Yunan alfabesinin ilk harfleriyle gösterilen bir bileşik ailesi, tokoferoller ve tokotrienoller: alfa, beta, gama ve delta, en aktif formu a-tokoferoldür.
Tokoferoller bitkisel yağlarda, yeşil sebzelerde (ıspanak, marul) ve çavdar ununda bulunur. Ana kaynak buğday tohumu yağıdır. Açık sarı renkte viskoz yağlı bir sıvıdır. İnsan cilt bariyerinin ana fizyolojik antioksidanıdır, hücre zarlarının stabilitesini korumak için gereklidir, lipoproteinlerin yapısını ve işleyişini kontrol etme süreçlerine katılır
BSE'nin stratum corneum'un lipid bölgesine dahil olduğu ve membranların etkili geçirgenliğini değiştirerek bir güçlendirici olarak hareket ettiği tespit edilmiştir. UV ışınlamasından önce uygulandığında, akut deri reaksiyonlarının yoğunluğunu önemli ölçüde azalttığı ve uzun süreli UV ışınlaması sırasında kırışıklık oluşumunun yoğunluğunu azalttığı bilinmektedir. Bir çok B.E. yeni doğanların peynir benzeri kayganlaştırıcısını içerir. B.E. diğer antioksidanların koruyucu özelliklerini arttırır: A ve C vitamini. Bu nedenle "doğru" kozmetik formülasyonlarda bu vitaminleri sıklıkla bir arada görebilirsiniz.
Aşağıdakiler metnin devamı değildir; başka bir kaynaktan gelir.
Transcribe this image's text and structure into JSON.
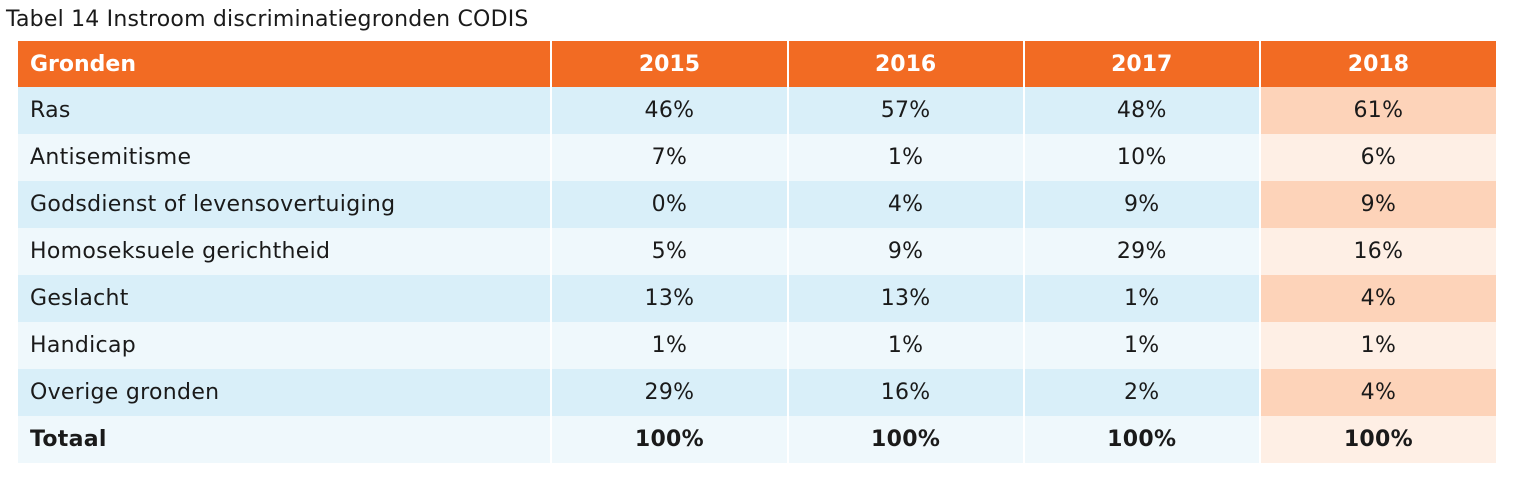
{
  "caption": "Tabel 14 Instroom discriminatiegronden CODIS",
  "table": {
    "headers": [
      "Gronden",
      "2015",
      "2016",
      "2017",
      "2018"
    ],
    "rows": [
      {
        "ground": "Ras",
        "values": [
          "46%",
          "57%",
          "48%",
          "61%"
        ]
      },
      {
        "ground": "Antisemitisme",
        "values": [
          "7%",
          "1%",
          "10%",
          "6%"
        ]
      },
      {
        "ground": "Godsdienst of levensovertuiging",
        "values": [
          "0%",
          "4%",
          "9%",
          "9%"
        ]
      },
      {
        "ground": "Homoseksuele gerichtheid",
        "values": [
          "5%",
          "9%",
          "29%",
          "16%"
        ]
      },
      {
        "ground": "Geslacht",
        "values": [
          "13%",
          "13%",
          "1%",
          "4%"
        ]
      },
      {
        "ground": "Handicap",
        "values": [
          "1%",
          "1%",
          "1%",
          "1%"
        ]
      },
      {
        "ground": "Overige gronden",
        "values": [
          "29%",
          "16%",
          "2%",
          "4%"
        ]
      }
    ],
    "total": {
      "ground": "Totaal",
      "values": [
        "100%",
        "100%",
        "100%",
        "100%"
      ]
    }
  },
  "colors": {
    "header_bg": "#f26b23",
    "row_odd": "#d9eff9",
    "row_even": "#eff8fc",
    "highlight_odd": "#fdd3b9",
    "highlight_even": "#feefe5"
  }
}
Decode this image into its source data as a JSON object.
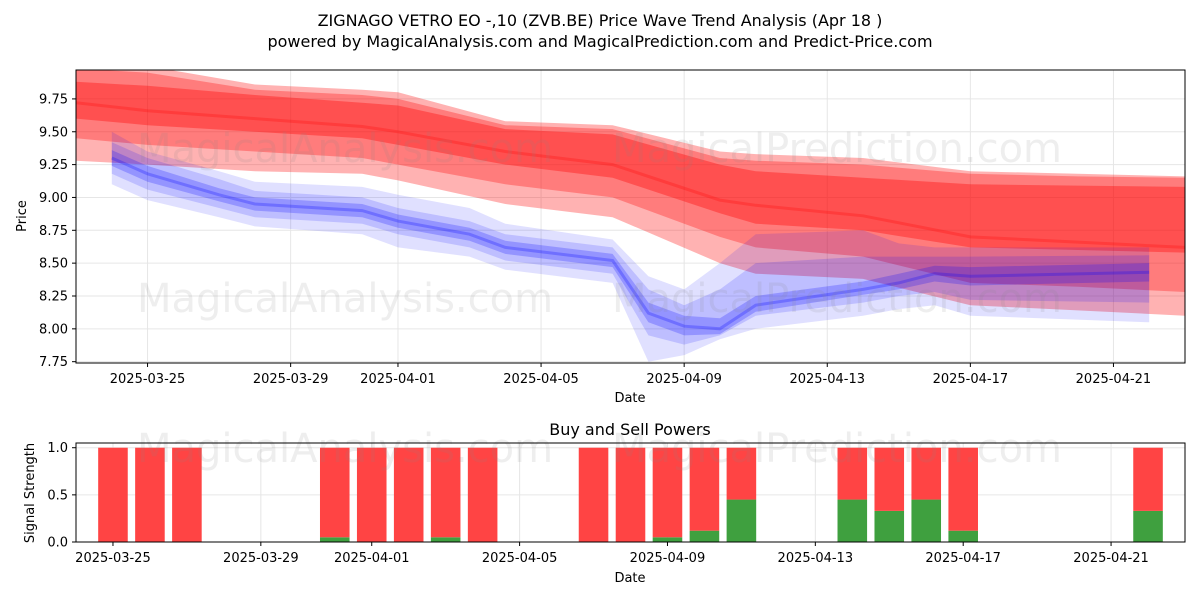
{
  "title": "ZIGNAGO VETRO  EO -,10 (ZVB.BE) Price Wave Trend Analysis (Apr 18 )",
  "subtitle": "powered by MagicalAnalysis.com and MagicalPrediction.com and Predict-Price.com",
  "watermarks": [
    "MagicalAnalysis.com",
    "MagicalPrediction.com"
  ],
  "colors": {
    "red": "#ff0000",
    "blue": "#0000ff",
    "green": "#3fa03f",
    "sell": "#ff4444",
    "grid": "#e6e6e6"
  },
  "chart_data": [
    {
      "type": "area",
      "xlabel": "Date",
      "ylabel": "Price",
      "x_tick_labels": [
        "2025-03-25",
        "2025-03-29",
        "2025-04-01",
        "2025-04-05",
        "2025-04-09",
        "2025-04-13",
        "2025-04-17",
        "2025-04-21"
      ],
      "x_tick_dates": [
        "2025-03-25",
        "2025-03-29",
        "2025-04-01",
        "2025-04-05",
        "2025-04-09",
        "2025-04-13",
        "2025-04-17",
        "2025-04-21"
      ],
      "y_tick_labels": [
        "7.75",
        "8.00",
        "8.25",
        "8.50",
        "8.75",
        "9.00",
        "9.25",
        "9.50",
        "9.75"
      ],
      "y_ticks": [
        7.75,
        8.0,
        8.25,
        8.5,
        8.75,
        9.0,
        9.25,
        9.5,
        9.75
      ],
      "xlim": [
        "2025-03-23",
        "2025-04-23"
      ],
      "ylim": [
        7.74,
        9.97
      ],
      "grid": true,
      "series": [
        {
          "color": "red",
          "x": [
            "2025-03-23",
            "2025-03-25",
            "2025-03-28",
            "2025-03-31",
            "2025-04-01",
            "2025-04-04",
            "2025-04-07",
            "2025-04-10",
            "2025-04-11",
            "2025-04-14",
            "2025-04-17",
            "2025-04-20",
            "2025-04-23"
          ],
          "center": [
            9.72,
            9.66,
            9.6,
            9.54,
            9.5,
            9.35,
            9.25,
            8.98,
            8.94,
            8.86,
            8.7,
            8.66,
            8.62
          ],
          "bands": [
            {
              "opacity": 0.3,
              "lower": [
                9.28,
                9.25,
                9.2,
                9.18,
                9.13,
                8.95,
                8.85,
                8.5,
                8.42,
                8.38,
                8.18,
                8.14,
                8.1
              ],
              "upper": [
                10.05,
                10.0,
                9.86,
                9.82,
                9.8,
                9.58,
                9.55,
                9.35,
                9.33,
                9.3,
                9.2,
                9.18,
                9.16
              ]
            },
            {
              "opacity": 0.3,
              "lower": [
                9.45,
                9.4,
                9.35,
                9.3,
                9.25,
                9.1,
                9.0,
                8.7,
                8.62,
                8.55,
                8.35,
                8.32,
                8.28
              ],
              "upper": [
                9.98,
                9.95,
                9.82,
                9.78,
                9.75,
                9.55,
                9.52,
                9.3,
                9.28,
                9.25,
                9.18,
                9.16,
                9.15
              ]
            },
            {
              "opacity": 0.35,
              "lower": [
                9.6,
                9.55,
                9.5,
                9.45,
                9.4,
                9.25,
                9.15,
                8.88,
                8.8,
                8.75,
                8.62,
                8.6,
                8.58
              ],
              "upper": [
                9.88,
                9.85,
                9.78,
                9.72,
                9.7,
                9.52,
                9.48,
                9.25,
                9.2,
                9.15,
                9.1,
                9.09,
                9.08
              ]
            }
          ]
        },
        {
          "color": "blue",
          "x": [
            "2025-03-24",
            "2025-03-25",
            "2025-03-27",
            "2025-03-28",
            "2025-03-31",
            "2025-04-01",
            "2025-04-03",
            "2025-04-04",
            "2025-04-07",
            "2025-04-08",
            "2025-04-09",
            "2025-04-10",
            "2025-04-11",
            "2025-04-14",
            "2025-04-15",
            "2025-04-16",
            "2025-04-17",
            "2025-04-22"
          ],
          "center": [
            9.3,
            9.18,
            9.02,
            8.95,
            8.9,
            8.82,
            8.72,
            8.62,
            8.52,
            8.12,
            8.02,
            8.0,
            8.18,
            8.3,
            8.35,
            8.42,
            8.4,
            8.43
          ],
          "bands": [
            {
              "opacity": 0.12,
              "lower": [
                9.1,
                8.98,
                8.85,
                8.78,
                8.72,
                8.62,
                8.55,
                8.45,
                8.35,
                7.75,
                7.8,
                7.92,
                8.0,
                8.1,
                8.15,
                8.18,
                8.1,
                8.05
              ],
              "upper": [
                9.5,
                9.35,
                9.2,
                9.12,
                9.08,
                9.02,
                8.92,
                8.8,
                8.68,
                8.4,
                8.3,
                8.5,
                8.72,
                8.75,
                8.65,
                8.62,
                8.62,
                8.62
              ]
            },
            {
              "opacity": 0.15,
              "lower": [
                9.18,
                9.06,
                8.92,
                8.85,
                8.8,
                8.72,
                8.62,
                8.52,
                8.42,
                7.95,
                7.88,
                7.95,
                8.1,
                8.2,
                8.25,
                8.28,
                8.22,
                8.2
              ],
              "upper": [
                9.42,
                9.3,
                9.14,
                9.05,
                9.0,
                8.92,
                8.82,
                8.72,
                8.62,
                8.3,
                8.18,
                8.3,
                8.5,
                8.55,
                8.55,
                8.55,
                8.55,
                8.56
              ]
            },
            {
              "opacity": 0.22,
              "lower": [
                9.24,
                9.12,
                8.97,
                8.9,
                8.85,
                8.77,
                8.67,
                8.57,
                8.47,
                8.05,
                7.95,
                7.96,
                8.13,
                8.26,
                8.3,
                8.36,
                8.33,
                8.36
              ],
              "upper": [
                9.36,
                9.24,
                9.07,
                9.0,
                8.95,
                8.87,
                8.77,
                8.67,
                8.57,
                8.2,
                8.1,
                8.08,
                8.25,
                8.36,
                8.42,
                8.48,
                8.47,
                8.5
              ]
            }
          ]
        }
      ]
    },
    {
      "type": "bar",
      "title": "Buy and Sell Powers",
      "xlabel": "Date",
      "ylabel": "Signal Strength",
      "x_tick_labels": [
        "2025-03-25",
        "2025-03-29",
        "2025-04-01",
        "2025-04-05",
        "2025-04-09",
        "2025-04-13",
        "2025-04-17",
        "2025-04-21"
      ],
      "x_tick_dates": [
        "2025-03-25",
        "2025-03-29",
        "2025-04-01",
        "2025-04-05",
        "2025-04-09",
        "2025-04-13",
        "2025-04-17",
        "2025-04-21"
      ],
      "y_tick_labels": [
        "0.0",
        "0.5",
        "1.0"
      ],
      "y_ticks": [
        0.0,
        0.5,
        1.0
      ],
      "xlim": [
        "2025-03-24",
        "2025-04-23"
      ],
      "ylim": [
        0,
        1.05
      ],
      "grid": true,
      "categories": [
        "2025-03-25",
        "2025-03-26",
        "2025-03-27",
        "2025-03-31",
        "2025-04-01",
        "2025-04-02",
        "2025-04-03",
        "2025-04-04",
        "2025-04-07",
        "2025-04-08",
        "2025-04-09",
        "2025-04-10",
        "2025-04-11",
        "2025-04-14",
        "2025-04-15",
        "2025-04-16",
        "2025-04-17",
        "2025-04-22"
      ],
      "series": [
        {
          "name": "Buy",
          "color": "green",
          "values": [
            0.0,
            0.0,
            0.0,
            0.05,
            0.0,
            0.0,
            0.05,
            0.0,
            0.0,
            0.0,
            0.05,
            0.12,
            0.45,
            0.45,
            0.33,
            0.45,
            0.12,
            0.33
          ]
        },
        {
          "name": "Sell",
          "color": "sell",
          "values": [
            1.0,
            1.0,
            1.0,
            0.95,
            1.0,
            1.0,
            0.95,
            1.0,
            1.0,
            1.0,
            0.95,
            0.88,
            0.55,
            0.55,
            0.67,
            0.55,
            0.88,
            0.67
          ]
        }
      ]
    }
  ]
}
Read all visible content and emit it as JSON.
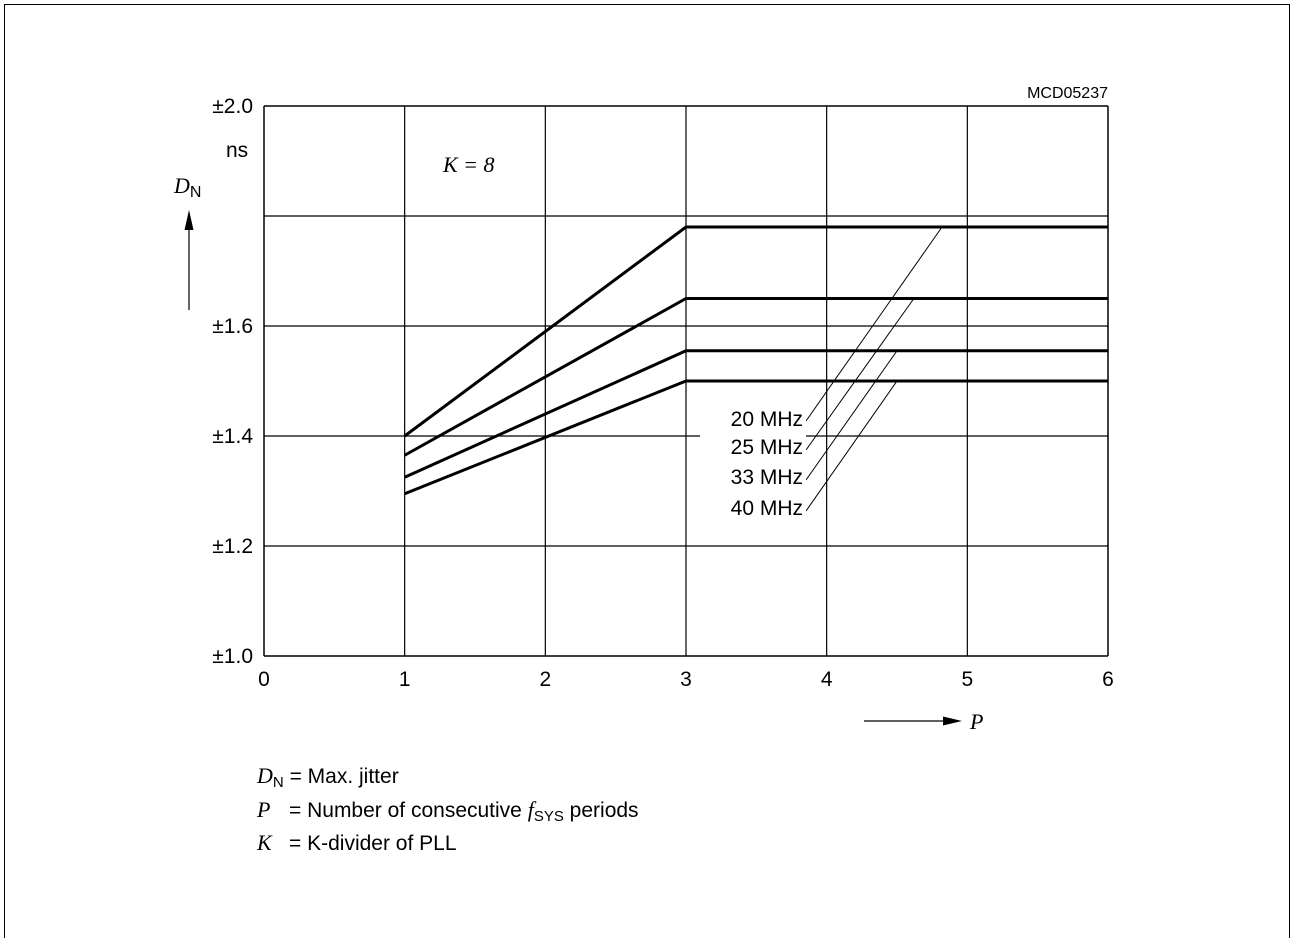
{
  "figure_id": "MCD05237",
  "chart_data": {
    "type": "line",
    "title": "",
    "x_ticks": [
      "0",
      "1",
      "2",
      "3",
      "4",
      "5",
      "6"
    ],
    "y_ticks": [
      "±1.0",
      "±1.2",
      "±1.4",
      "±1.6",
      "±2.0"
    ],
    "y_unit": "ns",
    "xlim": [
      0,
      6
    ],
    "ylim": [
      1.0,
      2.0
    ],
    "y_tick_values": [
      1.0,
      1.2,
      1.4,
      1.6,
      2.0
    ],
    "x_grid": [
      0,
      1,
      2,
      3,
      4,
      5,
      6
    ],
    "y_grid": [
      1.0,
      1.2,
      1.4,
      1.6,
      1.8,
      2.0
    ],
    "grid": true,
    "ylabel_main": "D",
    "ylabel_sub": "N",
    "xlabel": "P",
    "annotation_main": "K = 8",
    "series": [
      {
        "name": "20 MHz",
        "x": [
          1,
          3,
          6
        ],
        "y": [
          1.4,
          1.78,
          1.78
        ]
      },
      {
        "name": "25 MHz",
        "x": [
          1,
          3,
          6
        ],
        "y": [
          1.365,
          1.65,
          1.65
        ]
      },
      {
        "name": "33 MHz",
        "x": [
          1,
          3,
          6
        ],
        "y": [
          1.325,
          1.555,
          1.555
        ]
      },
      {
        "name": "40 MHz",
        "x": [
          1,
          3,
          6
        ],
        "y": [
          1.295,
          1.5,
          1.5
        ]
      }
    ],
    "series_label_targets": [
      {
        "x": 4.82,
        "y": 1.78
      },
      {
        "x": 4.62,
        "y": 1.65
      },
      {
        "x": 4.5,
        "y": 1.555
      },
      {
        "x": 4.5,
        "y": 1.5
      }
    ]
  },
  "legend": {
    "line1": {
      "symbol": "D",
      "sub": "N",
      "text": " = Max. jitter"
    },
    "line2": {
      "symbol": "P",
      "text_before": "= Number of consecutive ",
      "f": "f",
      "f_sub": "SYS",
      "text_after": " periods"
    },
    "line3": {
      "symbol": "K",
      "text": "= K-divider of PLL"
    }
  }
}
Cilt bakımında en yaygın kullanılan bileşenlerden biridir. Oldukça yavaş oksitlenir, bu da tokoferolün birçok kozmetik üründe kullanılmasına izin verir, en popüler formu E vitamini asetattır. Günümüzde E vitamini cilt bakım ürünlerinde antioksidan, nemlendirici ve yumuşatıcı olarak ve ayrıca diğer bileşenleri oksidasyona karşı stabilize etmek için yaygın olarak kullanılmaktadır.
Vitaminin topikal olarak uygulanması ciltteki içeriğini en az 24 saat boyunca arttırır. Cilt penetrasyon biyoyararlanımı çalışmaları, E vitamini ve asetatının epidermise eşit derecede iyi nüfuz ettiğini göstermiştir.